A 14-year-old terrorist was convicted by the Jerusalem District Court on Tuesday on two counts of attempted murder after he and his cousin viciously stabbed two Israelis in the Pisgat Ze’ev neighborhood of Jerusalem in October.
According to the indictment, the teenage assailant, who was 13 at the time of the attack, and his 15-year-old cousin carried out the stabbing with the intention to die as martyrs in the act of killing Jews, The Jerusalem Post reported.
The cousins first attacked a 13-year-old Jewish boy who was riding his bicycle as he exited a candy store. They proceeded to brutally stabbed him nearly a dozen times in the neck, leaving him in critical condition, before giving up and looking for another victim.
Their second victim was a 25-year-old Jewish man. CCTV footage released by the Israeli Police showed that the two chased down the terrified Israeli, ultimately stabbing him as well. The older of the two assailants was then shot dead by the police, while his cousin tried to run away. An Israeli civilian in the area hit the determined escapee with his car, injuring him in the legs.

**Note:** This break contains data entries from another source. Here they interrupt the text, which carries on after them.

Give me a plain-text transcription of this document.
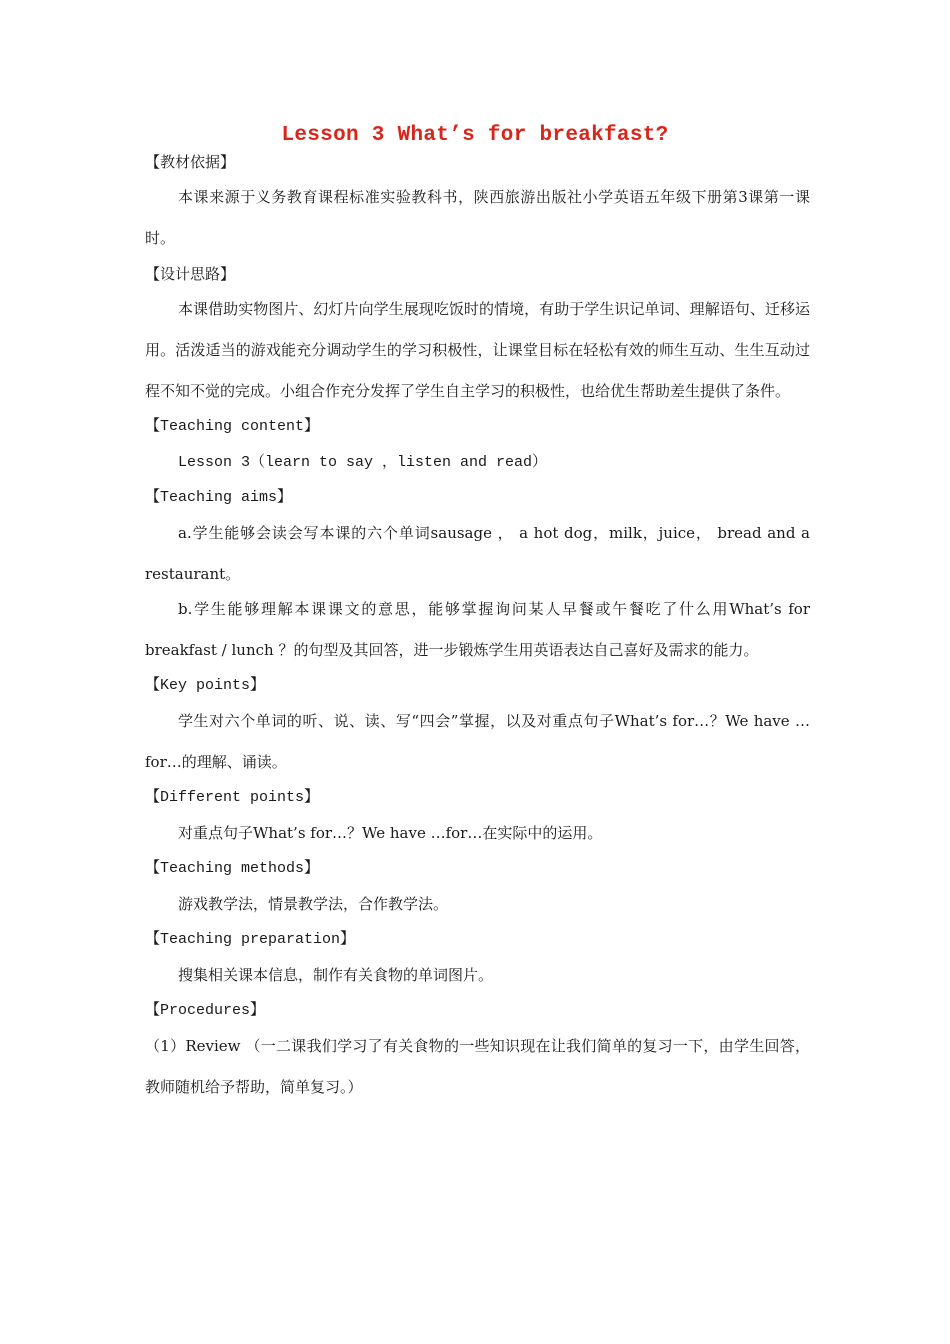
Lesson 3 What’s for breakfast?
【教材依据】
本课来源于义务教育课程标准实验教科书，陕西旅游出版社小学英语五年级下册第3课第一课时。
【设计思路】
本课借助实物图片、幻灯片向学生展现吃饭时的情境，有助于学生识记单词、理解语句、迁移运用。活泼适当的游戏能充分调动学生的学习积极性，让课堂目标在轻松有效的师生互动、生生互动过程不知不觉的完成。小组合作充分发挥了学生自主学习的积极性，也给优生帮助差生提供了条件。
【Teaching content】
Lesson 3（learn to say ，listen and read）
【Teaching aims】
a.学生能够会读会写本课的六个单词sausage ， a hot dog，milk，juice， bread and a restaurant。
b.学生能够理解本课课文的意思，能够掌握询问某人早餐或午餐吃了什么用What’s for breakfast / lunch ？的句型及其回答，进一步锻炼学生用英语表达自己喜好及需求的能力。
【Key points】
学生对六个单词的听、说、读、写“四会”掌握，以及对重点句子What’s for…？We have …for…的理解、诵读。
【Different points】
对重点句子What’s for…？We have …for…在实际中的运用。
【Teaching methods】
游戏教学法，情景教学法，合作教学法。
【Teaching preparation】
搜集相关课本信息，制作有关食物的单词图片。
【Procedures】
（1）Review （一二课我们学习了有关食物的一些知识现在让我们简单的复习一下，由学生回答，教师随机给予帮助，简单复习。）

Since the attack, the two Jewish victims and the Palestinian assailant have recovered from their wounds.
The terrorist’s lawyer, Lea Tsemel, said she would appeal the conviction, adding that the minor, himself, did not actually stab anyone, and had only wanted to scare the Jews. Tsemel also accused the court of using the tense atmosphere in Israel amid the ongoing terror wave as a reason to convict him of the more serious charge.
The teenager insisted that he had not taken part in the stabbing, and that he had even tried to beg his cousin not to stab anyone. “I didn’t want to go through with [the stabbing] even though at first we left the house with the intention of stabbing Jews. This was after my cousin persuaded me to come with him. I was just afraid,” he said in court.
But footage, as well as initial statements made to the authorities soon after his arrest, dispute the minor’s claim. Immediately following the attack, he said that he and his cousin wanted to stab Jews in response to Palestinian calls to protect the Temple Mount against a perceived change in the status quo, a source of contention despite Israeli assurances that they have no intention to do so.
The court said it believed his initial admissions, rather than his most recent statements, The Jerusalem Post reported.
The majority of the perpetrators in the ongoing current terror wave, dubbed the “knife intifada”, are Palestinian teenagers who have been incited to violence. Israeli PM Benjamin Netanyahu has warned against the incitement, saying that unless Palestinian leaders change tactics, peace in the region is simply not in sight.